Regardless of whether the receipt of the CVR Payment Amount is treated as part of a closed transaction or as part of an open transaction for U.S. federal income tax purposes, the CVR Payment Amount may be treated as a payment for the sale or exchange of Common Shares to which Section 483 of the Code applies if at least one payment is due more than one year after the consummation of the Arrangement. Accordingly, assuming Section 483 of the Code applies, a portion of any CVR Payment Amount that is due more than six months after the consummation of the Arrangement will be reported as interest and subject to U.S. federal income tax as ordinary income. The portion of any payment made with respect to a CVR treated as imputed interest under Section 483 of the Code will be determined at the time such payment is made and generally should equal the excess of (1) the amount of the payment in respect of the CVRs over (2) the present value of such amount as of the Effective Time, calculated using the applicable federal rate as the discount rate. The applicable federal rate is published monthly by the IRS. The relevant applicable federal rate will be the lower of the lowest applicable federal rate in effect during the three-month period ending with the month that includes the date on which the Plan of Arrangement was signed or the lowest applicable federal rate in effect during the three-month period ending with the month that includes the date of the consummation of the Arrangement. A U.S. Holder must include in its taxable income interest imputed pursuant to Section 483 of the Code using such holder’s regular method of accounting for U.S. federal income tax purposes.

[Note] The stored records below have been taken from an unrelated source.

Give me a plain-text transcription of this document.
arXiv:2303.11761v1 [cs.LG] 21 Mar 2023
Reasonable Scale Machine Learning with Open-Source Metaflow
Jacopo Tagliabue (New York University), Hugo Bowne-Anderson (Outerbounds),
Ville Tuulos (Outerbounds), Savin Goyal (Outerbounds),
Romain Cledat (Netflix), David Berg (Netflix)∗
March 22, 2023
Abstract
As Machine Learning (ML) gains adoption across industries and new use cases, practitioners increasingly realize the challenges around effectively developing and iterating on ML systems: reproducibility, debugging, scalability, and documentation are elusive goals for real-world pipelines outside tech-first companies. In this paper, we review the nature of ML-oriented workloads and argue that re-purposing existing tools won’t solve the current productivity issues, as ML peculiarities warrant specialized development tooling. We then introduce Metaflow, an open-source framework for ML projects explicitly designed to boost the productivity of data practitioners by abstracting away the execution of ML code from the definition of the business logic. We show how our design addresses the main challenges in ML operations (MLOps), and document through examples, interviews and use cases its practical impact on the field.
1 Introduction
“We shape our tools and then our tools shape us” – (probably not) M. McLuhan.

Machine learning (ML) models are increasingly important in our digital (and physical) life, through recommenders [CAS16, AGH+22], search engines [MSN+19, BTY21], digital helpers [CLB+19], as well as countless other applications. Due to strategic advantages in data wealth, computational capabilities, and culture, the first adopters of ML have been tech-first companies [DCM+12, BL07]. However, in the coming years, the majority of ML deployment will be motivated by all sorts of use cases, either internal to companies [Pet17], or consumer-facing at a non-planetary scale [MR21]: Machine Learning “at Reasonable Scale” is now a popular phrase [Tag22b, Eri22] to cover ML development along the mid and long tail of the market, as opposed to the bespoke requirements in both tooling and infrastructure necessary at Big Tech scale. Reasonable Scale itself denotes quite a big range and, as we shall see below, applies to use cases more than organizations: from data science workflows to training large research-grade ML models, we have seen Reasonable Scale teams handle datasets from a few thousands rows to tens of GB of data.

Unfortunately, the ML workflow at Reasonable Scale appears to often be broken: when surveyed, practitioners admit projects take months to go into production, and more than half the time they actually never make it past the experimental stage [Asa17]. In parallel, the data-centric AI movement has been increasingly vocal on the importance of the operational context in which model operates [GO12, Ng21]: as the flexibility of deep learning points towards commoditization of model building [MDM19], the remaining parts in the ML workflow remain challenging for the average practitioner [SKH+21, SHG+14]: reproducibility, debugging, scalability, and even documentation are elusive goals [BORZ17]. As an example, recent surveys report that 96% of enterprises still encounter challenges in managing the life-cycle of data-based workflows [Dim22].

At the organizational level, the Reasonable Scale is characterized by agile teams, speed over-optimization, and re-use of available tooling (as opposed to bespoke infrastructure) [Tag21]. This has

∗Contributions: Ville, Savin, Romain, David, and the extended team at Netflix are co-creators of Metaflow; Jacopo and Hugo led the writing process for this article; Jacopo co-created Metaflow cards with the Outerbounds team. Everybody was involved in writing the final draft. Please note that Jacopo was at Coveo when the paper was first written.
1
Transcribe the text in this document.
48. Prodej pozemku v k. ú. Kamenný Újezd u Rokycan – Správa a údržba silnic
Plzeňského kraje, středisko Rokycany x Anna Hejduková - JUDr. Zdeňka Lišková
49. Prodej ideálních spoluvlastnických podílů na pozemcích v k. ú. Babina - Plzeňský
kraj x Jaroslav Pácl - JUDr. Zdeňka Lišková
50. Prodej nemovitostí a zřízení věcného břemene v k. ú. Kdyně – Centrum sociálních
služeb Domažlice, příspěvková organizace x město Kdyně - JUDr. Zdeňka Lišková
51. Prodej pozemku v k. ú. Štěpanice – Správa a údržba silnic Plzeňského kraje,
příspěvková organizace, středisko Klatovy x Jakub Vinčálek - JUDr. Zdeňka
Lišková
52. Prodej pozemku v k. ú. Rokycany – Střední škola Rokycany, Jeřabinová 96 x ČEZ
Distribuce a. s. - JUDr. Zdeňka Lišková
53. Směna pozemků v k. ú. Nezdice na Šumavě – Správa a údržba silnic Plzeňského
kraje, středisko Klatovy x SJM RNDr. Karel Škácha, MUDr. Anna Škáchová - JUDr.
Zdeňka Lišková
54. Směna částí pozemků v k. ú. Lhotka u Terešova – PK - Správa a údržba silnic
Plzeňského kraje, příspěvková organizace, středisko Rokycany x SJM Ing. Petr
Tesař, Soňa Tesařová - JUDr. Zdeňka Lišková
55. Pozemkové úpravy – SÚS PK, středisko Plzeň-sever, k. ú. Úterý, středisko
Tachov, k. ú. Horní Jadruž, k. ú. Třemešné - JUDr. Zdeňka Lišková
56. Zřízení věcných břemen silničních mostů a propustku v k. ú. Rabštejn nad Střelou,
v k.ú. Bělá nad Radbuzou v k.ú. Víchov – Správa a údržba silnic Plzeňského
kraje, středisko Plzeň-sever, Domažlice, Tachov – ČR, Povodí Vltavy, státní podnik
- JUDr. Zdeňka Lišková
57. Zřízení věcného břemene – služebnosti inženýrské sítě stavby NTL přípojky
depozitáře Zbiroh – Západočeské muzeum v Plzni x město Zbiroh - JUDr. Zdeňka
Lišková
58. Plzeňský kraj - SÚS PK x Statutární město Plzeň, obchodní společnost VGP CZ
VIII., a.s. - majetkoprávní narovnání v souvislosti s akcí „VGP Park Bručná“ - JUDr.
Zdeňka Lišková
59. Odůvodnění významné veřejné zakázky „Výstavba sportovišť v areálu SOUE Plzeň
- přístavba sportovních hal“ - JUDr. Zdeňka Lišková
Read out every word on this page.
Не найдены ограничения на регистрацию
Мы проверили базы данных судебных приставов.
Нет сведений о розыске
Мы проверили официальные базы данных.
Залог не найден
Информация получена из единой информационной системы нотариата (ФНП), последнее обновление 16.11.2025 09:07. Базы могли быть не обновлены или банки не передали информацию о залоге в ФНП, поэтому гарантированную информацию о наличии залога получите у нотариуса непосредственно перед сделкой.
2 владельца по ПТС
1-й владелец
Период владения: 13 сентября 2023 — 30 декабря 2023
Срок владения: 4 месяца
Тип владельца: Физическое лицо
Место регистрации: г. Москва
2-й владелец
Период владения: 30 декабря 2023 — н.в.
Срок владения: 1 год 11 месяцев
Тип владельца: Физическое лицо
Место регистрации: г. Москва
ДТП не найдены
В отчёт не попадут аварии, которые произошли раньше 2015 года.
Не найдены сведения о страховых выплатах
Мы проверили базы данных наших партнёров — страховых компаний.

Tax Considerations Relevant to non-U.S. Holders —the Arrangement

As described above under “—the Arrangement,” the receipt of the Consideration by U.S. Holders in exchange for their Common Shares pursuant to the Arrangement generally will be treated as consideration received in connection with the sale or exchange of such Common Shares. In general, any gain realized by a Non-U.S. Holder on the exchange of Common Shares for the Consideration generally will not be subject to U.S. federal income tax unless:

the gain is effectively connected with the conduct of a trade or business of such non-U.S. Holder in the United States (and, if required by an applicable income tax treaty, is attributable to a permanent establishment maintained by such non-U.S. Holder in the United States), in which case such gain generally will be subject to U.S. federal income tax on a net basis at the rates generally applicable to U.S. persons, and, if the non-U.S. Holder is a corporation, such gain may also be subject to the branch profits tax at a rate of 30% (or a lower rate under an applicable income tax treaty); or

such non-U.S. Holder is an individual who is present in the United States for 183 days or more in the taxable year in which the Arrangement is consummated, and certain other specified conditions are met, in which case such gain will be subject to U.S. federal income tax at a rate of 30% (or a lower rate under an applicable income tax treaty), net of applicable U.S.-source capital losses recognized by such non-U.S. Holder.

 

10


Generally, if payments are made to a non-U.S. Holder with respect to a CVR, such non-U.S. Holder may be subject to withholding at a rate of 30% (or a lower rate under an applicable income tax treaty) of the portion of any such payments treated as imputed interest (as discussed above), unless such non-U.S. Holder establishes its entitlement to exemption from or a reduced rate of withholding under an applicable tax treaty by providing the appropriate documentation (generally, IRS Form W-8BEN or W-8BEN-E or other applicable IRS Form W-8) to the applicable withholding agents. In addition, a payment to a non-U.S. Holder with respect to a CVR may be subject to U.S. backup withholding and FATCA withholding, each as discussed below.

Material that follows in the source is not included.